Representative team honours
- Years: Team / Games (Goals)
- 1984–1988: South Australia / 6
- ^{1} Playing statistics correct to the end of 1990.

Career highlights
- Club 3× Port Adelaide premiership player (1981, 1989, 1990); Port Adelaide captain (1986–1990); Jack Oatey Medallist (1989); Port Adelaide best & fairest (1989); Honours Port Adelaide's greatest team (ruckman); Port Adelaide life member (1990);

= Russell Johnston (footballer) =

Australian rules footballer

Russell Johnston (born 10 February 1960) is a former Australian rules footballer who played for in the Victorian Football League (VFL) and Port Adelaide in the South Australian National Football League (SANFL).

== Early years ==
Russell was originally from Casterton Football Club in the Western District Football League, Victoria.

== Collingwood (1980) ==
In 1980 Johnston was recruited by Collingwood. He made his debut in Round 3 of the 1980 VFL season against Hawthorn at Princes Park. At the end of the season Johnston was delisted by Collingwood.

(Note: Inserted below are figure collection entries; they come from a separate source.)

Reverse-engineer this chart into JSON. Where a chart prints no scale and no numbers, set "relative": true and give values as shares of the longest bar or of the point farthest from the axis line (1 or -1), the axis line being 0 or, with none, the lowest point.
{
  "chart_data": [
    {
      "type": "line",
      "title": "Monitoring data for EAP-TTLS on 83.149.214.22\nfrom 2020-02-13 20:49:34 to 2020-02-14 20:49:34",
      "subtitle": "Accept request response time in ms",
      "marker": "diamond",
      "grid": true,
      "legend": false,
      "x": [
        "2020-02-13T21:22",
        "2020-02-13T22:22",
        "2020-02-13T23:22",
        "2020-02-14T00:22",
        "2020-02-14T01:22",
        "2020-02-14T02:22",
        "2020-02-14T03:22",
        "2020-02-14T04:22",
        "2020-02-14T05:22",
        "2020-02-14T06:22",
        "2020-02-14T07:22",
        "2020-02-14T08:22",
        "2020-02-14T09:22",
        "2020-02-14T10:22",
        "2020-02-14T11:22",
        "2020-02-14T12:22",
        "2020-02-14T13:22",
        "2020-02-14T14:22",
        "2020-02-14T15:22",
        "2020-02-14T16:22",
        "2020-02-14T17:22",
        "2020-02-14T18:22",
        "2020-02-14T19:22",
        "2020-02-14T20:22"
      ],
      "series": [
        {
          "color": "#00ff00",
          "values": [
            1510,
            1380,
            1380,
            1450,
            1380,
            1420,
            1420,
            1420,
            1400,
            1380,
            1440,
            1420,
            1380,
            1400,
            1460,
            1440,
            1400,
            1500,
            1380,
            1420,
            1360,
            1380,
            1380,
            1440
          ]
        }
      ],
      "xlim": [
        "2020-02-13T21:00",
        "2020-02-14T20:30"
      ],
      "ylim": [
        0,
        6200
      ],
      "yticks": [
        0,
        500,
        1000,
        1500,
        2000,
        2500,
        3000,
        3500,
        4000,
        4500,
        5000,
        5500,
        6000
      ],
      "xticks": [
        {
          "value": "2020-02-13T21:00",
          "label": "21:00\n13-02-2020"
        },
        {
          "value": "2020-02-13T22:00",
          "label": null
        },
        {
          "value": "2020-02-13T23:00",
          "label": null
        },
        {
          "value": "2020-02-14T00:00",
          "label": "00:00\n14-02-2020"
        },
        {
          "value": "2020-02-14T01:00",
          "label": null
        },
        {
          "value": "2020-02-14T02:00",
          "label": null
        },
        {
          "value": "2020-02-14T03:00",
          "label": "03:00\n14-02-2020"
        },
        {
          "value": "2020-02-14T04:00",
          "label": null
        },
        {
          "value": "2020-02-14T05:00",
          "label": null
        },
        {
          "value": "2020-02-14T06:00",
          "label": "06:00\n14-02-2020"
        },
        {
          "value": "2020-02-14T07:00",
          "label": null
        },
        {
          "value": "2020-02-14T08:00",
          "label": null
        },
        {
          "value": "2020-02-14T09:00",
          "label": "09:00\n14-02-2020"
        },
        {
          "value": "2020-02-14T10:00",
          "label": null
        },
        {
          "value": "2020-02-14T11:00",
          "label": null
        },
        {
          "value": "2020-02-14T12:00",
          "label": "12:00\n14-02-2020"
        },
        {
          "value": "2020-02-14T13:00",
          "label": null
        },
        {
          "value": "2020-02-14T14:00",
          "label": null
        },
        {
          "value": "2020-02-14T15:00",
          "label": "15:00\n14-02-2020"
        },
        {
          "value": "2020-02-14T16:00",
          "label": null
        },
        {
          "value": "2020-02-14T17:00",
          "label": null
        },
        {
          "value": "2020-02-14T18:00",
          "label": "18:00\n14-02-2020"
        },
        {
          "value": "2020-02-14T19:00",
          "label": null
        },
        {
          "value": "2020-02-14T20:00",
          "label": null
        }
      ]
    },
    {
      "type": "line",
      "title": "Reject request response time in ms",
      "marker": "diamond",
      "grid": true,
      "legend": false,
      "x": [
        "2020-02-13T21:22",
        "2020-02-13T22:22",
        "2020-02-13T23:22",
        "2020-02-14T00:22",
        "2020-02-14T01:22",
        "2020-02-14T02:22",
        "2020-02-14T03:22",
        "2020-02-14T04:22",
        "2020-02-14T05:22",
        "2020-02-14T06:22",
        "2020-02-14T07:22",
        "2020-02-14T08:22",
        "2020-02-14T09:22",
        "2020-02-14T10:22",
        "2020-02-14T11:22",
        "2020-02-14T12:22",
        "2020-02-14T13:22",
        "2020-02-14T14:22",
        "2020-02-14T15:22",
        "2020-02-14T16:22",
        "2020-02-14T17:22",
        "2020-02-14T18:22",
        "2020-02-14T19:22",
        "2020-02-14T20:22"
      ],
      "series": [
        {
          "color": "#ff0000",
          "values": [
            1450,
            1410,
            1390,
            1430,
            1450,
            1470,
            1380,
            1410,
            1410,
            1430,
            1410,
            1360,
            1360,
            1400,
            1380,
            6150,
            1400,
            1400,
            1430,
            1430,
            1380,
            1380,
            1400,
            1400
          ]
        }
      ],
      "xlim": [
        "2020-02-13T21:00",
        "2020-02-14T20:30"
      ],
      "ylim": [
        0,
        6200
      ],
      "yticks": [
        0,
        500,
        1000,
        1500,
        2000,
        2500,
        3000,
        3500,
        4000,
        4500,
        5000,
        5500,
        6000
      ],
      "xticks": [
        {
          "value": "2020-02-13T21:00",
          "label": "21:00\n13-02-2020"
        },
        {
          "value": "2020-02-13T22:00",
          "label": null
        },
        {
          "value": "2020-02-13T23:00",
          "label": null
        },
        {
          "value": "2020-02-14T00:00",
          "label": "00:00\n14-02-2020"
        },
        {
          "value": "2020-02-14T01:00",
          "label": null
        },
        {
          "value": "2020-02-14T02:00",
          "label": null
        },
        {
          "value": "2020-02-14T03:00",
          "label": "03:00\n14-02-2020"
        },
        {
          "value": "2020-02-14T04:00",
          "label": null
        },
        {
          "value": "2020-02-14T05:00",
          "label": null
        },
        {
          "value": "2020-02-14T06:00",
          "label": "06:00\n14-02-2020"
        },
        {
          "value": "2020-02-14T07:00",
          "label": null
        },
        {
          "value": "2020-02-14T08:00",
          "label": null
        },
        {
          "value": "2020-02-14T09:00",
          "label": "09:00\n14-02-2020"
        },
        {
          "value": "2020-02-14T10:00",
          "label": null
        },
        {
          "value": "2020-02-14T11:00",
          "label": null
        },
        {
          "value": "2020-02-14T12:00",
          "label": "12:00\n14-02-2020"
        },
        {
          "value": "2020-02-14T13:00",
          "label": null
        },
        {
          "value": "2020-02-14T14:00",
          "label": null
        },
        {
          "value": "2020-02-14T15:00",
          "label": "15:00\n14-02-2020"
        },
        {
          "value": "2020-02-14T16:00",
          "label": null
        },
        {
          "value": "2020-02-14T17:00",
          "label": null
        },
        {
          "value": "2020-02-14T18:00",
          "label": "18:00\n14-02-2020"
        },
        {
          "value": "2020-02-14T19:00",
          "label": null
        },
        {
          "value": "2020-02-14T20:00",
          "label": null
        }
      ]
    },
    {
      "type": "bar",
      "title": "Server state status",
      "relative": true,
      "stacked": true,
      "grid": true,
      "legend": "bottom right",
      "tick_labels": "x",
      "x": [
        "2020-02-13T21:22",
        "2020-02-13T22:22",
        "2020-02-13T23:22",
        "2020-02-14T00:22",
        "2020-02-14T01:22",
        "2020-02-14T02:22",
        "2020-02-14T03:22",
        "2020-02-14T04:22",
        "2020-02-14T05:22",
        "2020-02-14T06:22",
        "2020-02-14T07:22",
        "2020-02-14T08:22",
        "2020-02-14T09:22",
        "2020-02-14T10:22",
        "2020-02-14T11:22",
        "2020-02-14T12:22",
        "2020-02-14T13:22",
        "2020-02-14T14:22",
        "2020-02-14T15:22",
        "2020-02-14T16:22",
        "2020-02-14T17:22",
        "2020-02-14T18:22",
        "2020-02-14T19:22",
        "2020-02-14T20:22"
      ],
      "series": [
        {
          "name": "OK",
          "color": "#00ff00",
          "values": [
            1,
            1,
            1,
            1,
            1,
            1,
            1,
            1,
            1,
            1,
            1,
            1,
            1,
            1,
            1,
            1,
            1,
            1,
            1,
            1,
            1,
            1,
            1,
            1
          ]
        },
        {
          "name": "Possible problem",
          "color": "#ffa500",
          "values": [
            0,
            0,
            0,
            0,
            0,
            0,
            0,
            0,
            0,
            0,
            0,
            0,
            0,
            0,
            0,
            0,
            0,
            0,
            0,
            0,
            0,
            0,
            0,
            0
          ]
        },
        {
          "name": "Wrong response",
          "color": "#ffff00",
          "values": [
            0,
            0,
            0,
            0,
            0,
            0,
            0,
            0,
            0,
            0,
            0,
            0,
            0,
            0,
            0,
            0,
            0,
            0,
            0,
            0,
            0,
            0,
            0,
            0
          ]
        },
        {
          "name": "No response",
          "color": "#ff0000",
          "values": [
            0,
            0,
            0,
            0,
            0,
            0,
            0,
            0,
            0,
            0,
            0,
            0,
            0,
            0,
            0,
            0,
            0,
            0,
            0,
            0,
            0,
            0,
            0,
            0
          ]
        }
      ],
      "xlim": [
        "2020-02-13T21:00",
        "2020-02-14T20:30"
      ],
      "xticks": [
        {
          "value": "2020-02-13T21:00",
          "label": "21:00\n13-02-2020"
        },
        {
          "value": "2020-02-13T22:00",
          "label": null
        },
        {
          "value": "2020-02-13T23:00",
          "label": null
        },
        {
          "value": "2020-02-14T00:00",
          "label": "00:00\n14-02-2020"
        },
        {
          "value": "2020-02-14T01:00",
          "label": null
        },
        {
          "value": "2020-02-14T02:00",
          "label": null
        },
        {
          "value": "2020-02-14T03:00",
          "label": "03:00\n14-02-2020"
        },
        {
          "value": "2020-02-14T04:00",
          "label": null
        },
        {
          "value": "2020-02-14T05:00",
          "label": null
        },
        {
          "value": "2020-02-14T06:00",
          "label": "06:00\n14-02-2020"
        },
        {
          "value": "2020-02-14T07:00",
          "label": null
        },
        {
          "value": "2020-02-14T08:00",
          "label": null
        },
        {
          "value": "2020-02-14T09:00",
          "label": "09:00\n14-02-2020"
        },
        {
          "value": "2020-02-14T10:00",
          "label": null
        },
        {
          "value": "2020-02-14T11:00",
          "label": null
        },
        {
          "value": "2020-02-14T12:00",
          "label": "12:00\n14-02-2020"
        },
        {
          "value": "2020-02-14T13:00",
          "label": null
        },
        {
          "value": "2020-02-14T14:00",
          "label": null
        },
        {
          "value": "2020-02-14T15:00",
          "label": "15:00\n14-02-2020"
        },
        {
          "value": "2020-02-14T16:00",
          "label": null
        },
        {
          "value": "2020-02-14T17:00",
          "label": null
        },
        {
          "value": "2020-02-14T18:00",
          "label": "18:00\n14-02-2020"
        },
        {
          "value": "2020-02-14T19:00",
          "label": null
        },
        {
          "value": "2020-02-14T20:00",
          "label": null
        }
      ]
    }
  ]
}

== Port Adelaide (1981–1990) ==
Johnston joined SANFL club Port Adelaide in 1981. A member of Port's 1981 premiership team, Johnston was appointed club captain in 1986. He missed the 1988 Grand Final win due to suspension but captained Port Adelaide to premierships the next two seasons. Johnston's performance in the 1989 Grand Final earned him a Jack Oatey Medal, to go with the Port Adelaide 'Best and Fairest' which he also won that year.

Johnston represented South Australia in six interstate matches during his career.

== Honours ==
In 2000 Johnston was named as first ruckman in Port Adelaide's official Greatest Team, which took into account all players since 1870.